Friday, August 5, 2011

Scientific Graphing Software- help?

I had Origin 6.0 all through grad school, dragged it to my post-doc lab on my laptop, and now my laptop is over, done. To buy Origin 8.5 for a single user license is $500. Ouch!! on my lab budget. I am looking at Graph Pad Prism ($450), and Kaleidagraph ($140, but can only be installed on ONE computer). I need it for graphing and fitting dose-response curves. Bringing traces in from pClamp seamlessly is a huge bonus, and why I started with Origin.

Do you know of any cheaper or open-source alternatives?  What do you use? Do you have opinions and suggestions?


  1. I look forward to the suggestions.
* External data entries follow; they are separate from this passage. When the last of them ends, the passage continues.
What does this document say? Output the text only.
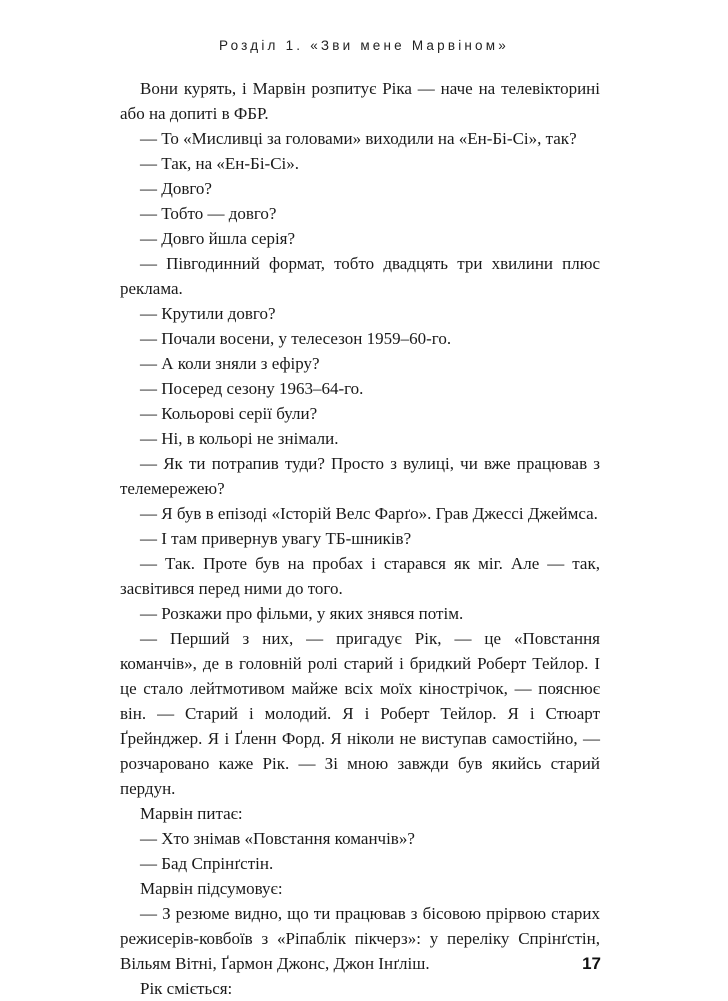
Розділ 1. «Зви мене Марвіном»

Вони курять, і Марвін розпитує Ріка — наче на телевікторині або на допиті в ФБР.

— То «Мисливці за головами» виходили на «Ен-Бі-Сі», так?

— Так, на «Ен-Бі-Сі».

— Довго?

— Тобто — довго?

— Довго йшла серія?

— Півгодинний формат, тобто двадцять три хвилини плюс реклама.

— Крутили довго?

— Почали восени, у телесезон 1959–60-го.

— А коли зняли з ефіру?

— Посеред сезону 1963–64-го.

— Кольорові серії були?

— Ні, в кольорі не знімали.

— Як ти потрапив туди? Просто з вулиці, чи вже працював з телемережею?

— Я був в епізоді «Історій Велс Фарґо». Грав Джессі Джеймса.

— І там привернув увагу ТБ-шників?

— Так. Проте був на пробах і старався як міг. Але — так, засвітився перед ними до того.

— Розкажи про фільми, у яких знявся потім.

— Перший з них, — пригадує Рік, — це «Повстання команчів», де в головній ролі старий і бридкий Роберт Тейлор. І це стало лейтмотивом майже всіх моїх кінострічок, — пояснює він. — Старий і молодий. Я і Роберт Тейлор. Я і Стюарт Ґрейнджер. Я і Ґленн Форд. Я ніколи не виступав самостійно, — розчаровано каже Рік. — Зі мною завжди був якийсь старий пердун.

Марвін питає:

— Хто знімав «Повстання команчів»?

— Бад Спрінґстін.

Марвін підсумовує:

— З резюме видно, що ти працював з бісовою прірвою старих режисерів-ковбоїв з «Ріпаблік пікчерз»: у переліку Спрінґстін, Вільям Вітні, Ґармон Джонс, Джон Інґліш.

Рік сміється:

17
I'm a grad student and have been renewing a one year student license for Origin Pro and love it, but my future postdoc lab doesn't use Origin, and the individual license is definitely going to be out of my price range to keep using it myself. Grad Lab has a license for Origin 6 that I could try to go back to on my laptop, but not sure if it would be Windows 7 compatible. I'm dreading not being able to go back to my Origin files for more analysis if needed on my thesis work. I'm wondering if there's any open source that will read Orign files.

  2. You CAN look at any Origin files with a free Origin Viewer, You just can't modify them. I learned that today in my research.

  3. Igor Pro!

    I've been a patch clamper since 1997, and honestly don't know how to do any analysis in Clampfit. Because I've done it all in Igor.

    I think initial copy is ~500-600 bucks (but it's been a while). Then I've used an add on to load the Clampex files into it.

    There's no copy protection on it, so you can install on however many computers you want. And upgrading the version is like a hundred bucks or so.

    Great for fitting dose-responses. But there is a bit of a learning curve. Beautiful figure making though. Every figure I've ever made was with Igor.

  4. Don't know any cheaper alternatives, but I've used Prism for 8 yrs and I would recommend it. You can use one license on 2 computers if you register both copies under the same name & email. Prism occassionally does some quirky things, but it has a lot of normalization and nonlinear fitting options and will run ANOVA tests and post-process analysis. It also makes nice graphs for publication-just export as PDFs to keep label and line quality, for some reason the tiff export sucks.